IT-Recht, IP-Recht und Geistiges Eigentum

Aktuelle Beiträge und Urteile

  • veröffentlicht am 3. März 2016

    BGH, Urteil vom 17.09.2015, Az. I ZR 92/14
    § 3 Abs. 3 UWG i.V.m. Nr. 5 des Anhangs, § 8 Abs. 1 und 3 UWG

    Der BGH hat entschieden, dass die Bewerbung eines Smartphone-Angebots in einer Supermarktkette wettbewerbswidrig sein kann, wenn der Warenvorrat so gering ist, dass die entsprechenden Geräte bereits am ersten Angebotstag ausverkauft sind. Die Irreführung könne jedoch vermieden werden, wenn über die tatsächlichen Verhältnisse hinreichend aufgeklärt werde. Ein Sternchenhinweis mit dem Wortlaut „Dieser Artikel kann aufgrund begrenzter Vorratsmenge bereits im Laufe des ersten Angebotstages ausverkauft sein“ genüge jedoch zur Aufhebung der Irreführung im vorliegenden Fall nicht, da der Verbraucher auf Grund dieses Hinweises und seiner Erfahrung mit wöchentlichen Angeboten trotzdem nicht damit rechnen müsse, dass der Artikel – wie hier – bereits nach wenigen Stunden nicht mehr erhältlich sei. Zum Volltext der Entscheidung hier.

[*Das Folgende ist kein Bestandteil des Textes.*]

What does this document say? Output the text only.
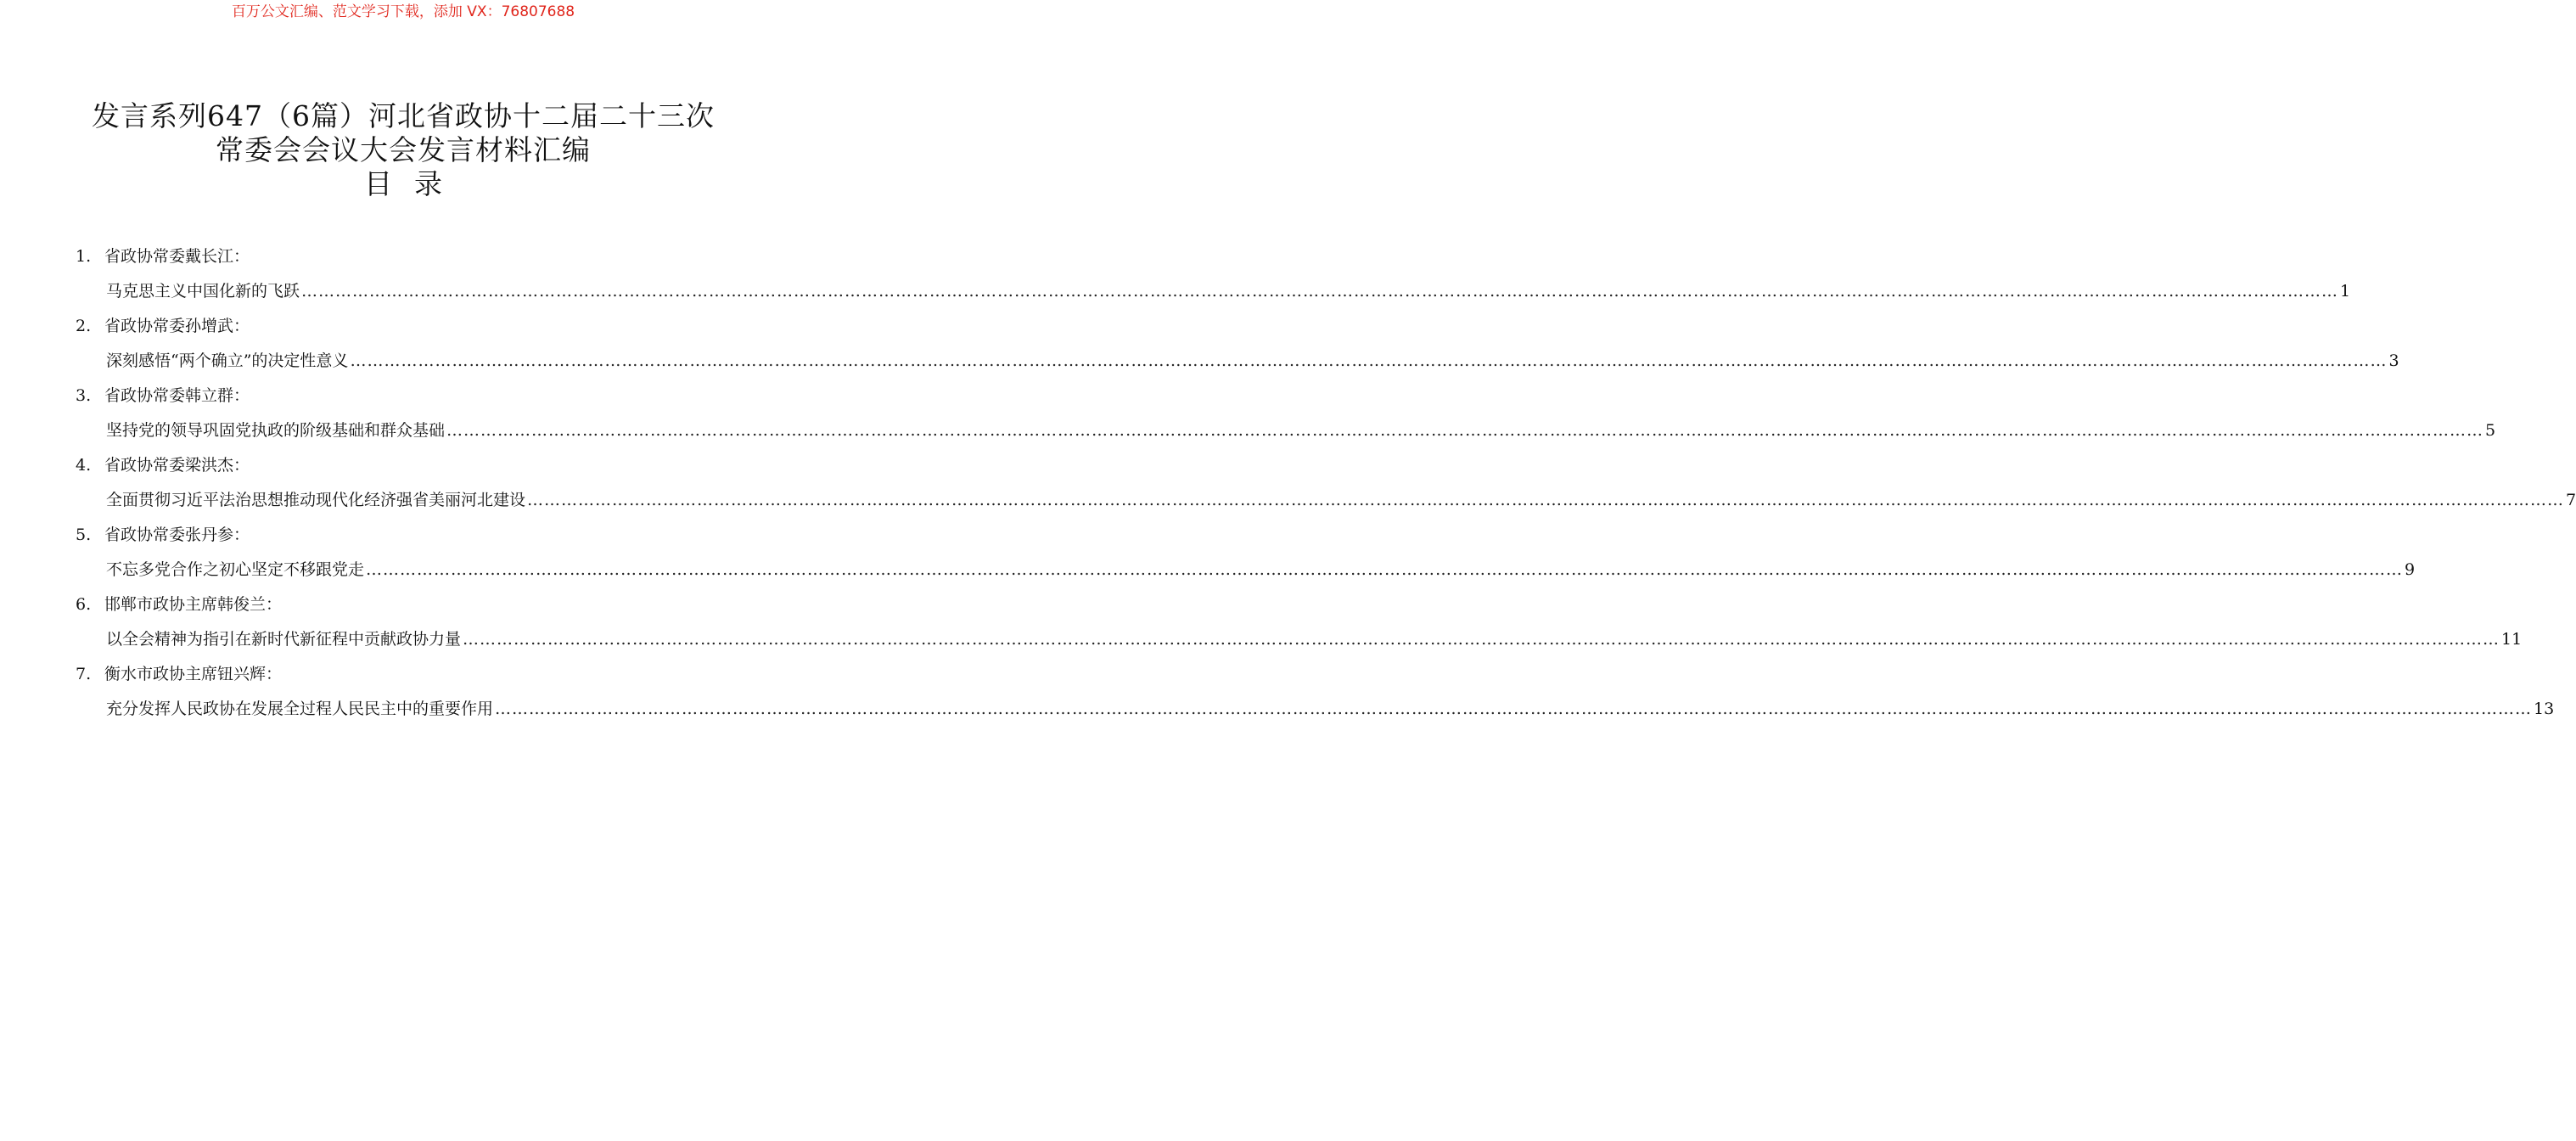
百万公文汇编、范文学习下载，添加 VX：76807688
发言系列647（6篇）河北省政协十二届二十三次
常委会会议大会发言材料汇编
目录
1. 省政协常委戴长江：
马克思主义中国化新的飞跃 ……………………………………………………………………………………………………………………………………………………………………………………………………………………………………………………………………………………………………………………………… 1
2. 省政协常委孙增武：
深刻感悟“两个确立”的决定性意义 ……………………………………………………………………………………………………………………………………………………………………………………………………………………………………………………………………………………………………………………………… 3
3. 省政协常委韩立群：
坚持党的领导巩固党执政的阶级基础和群众基础 ……………………………………………………………………………………………………………………………………………………………………………………………………………………………………………………………………………………………………………………………… 5
4. 省政协常委梁洪杰：
全面贯彻习近平法治思想推动现代化经济强省美丽河北建设 ……………………………………………………………………………………………………………………………………………………………………………………………………………………………………………………………………………………………………………………………… 7
5. 省政协常委张丹参：
不忘多党合作之初心坚定不移跟党走 ……………………………………………………………………………………………………………………………………………………………………………………………………………………………………………………………………………………………………………………………… 9
6. 邯郸市政协主席韩俊兰：
以全会精神为指引在新时代新征程中贡献政协力量 ……………………………………………………………………………………………………………………………………………………………………………………………………………………………………………………………………………………………………………………………… 11
7. 衡水市政协主席钮兴辉：
充分发挥人民政协在发展全过程人民民主中的重要作用 ……………………………………………………………………………………………………………………………………………………………………………………………………………………………………………………………………………………………………………………………… 13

  • veröffentlicht am 1. März 2016

    BGH, Urteil vom 01.03.2016, Az. VI ZR 34/15
    § 12 Abs. 1 TMG, § 823 BGB, § 1004 BGB

    Der BGH hat entschieden, dass der Betreiber eines Ärzte-Bewertungsportals, welches die Abgabe von anonymen oder pseudonymen Bewertungen ermöglicht, bei Hinweisen eines Arztes, dass mit dem bewertenden Nutzer überhaupt kein Kontakt bestanden habe, umfassenden Prüfungs- und Auskunftspflichten unterliegt. Derart verdeckt abgegebene Bewertungen erschwerten es dem betroffenen Arzt, so der Senat, gegen den Bewertenden direkt vorzugehen. Vor diesem Hintergrund hätte die beklagte Portalbetreiberin die Beanstandung des betroffenen Arztes dem Bewertenden übersenden und ihn dazu anhalten müssen, ihr den angeblichen Behandlungskontakt möglichst genau zu beschreiben. Darüber hinaus hätte sie den Bewertenden auffordern müssen, ihr den Behandlungskontakt belegende Unterlagen, wie etwa Bonushefte, Rezepte oder sonstige Indizien, möglichst umfassend vorzulegen. Diejenigen Informationen und Unterlagen, zu deren Weiterleitung sie ohne Verstoß gegen § 12 Abs. 1 TMG in der Lage gewesen wäre, hätte sie an den Kläger weiterleiten müssen. Zur Pressemitteilung Nr. 049/2016 vom 01.03.2016: (mehr …)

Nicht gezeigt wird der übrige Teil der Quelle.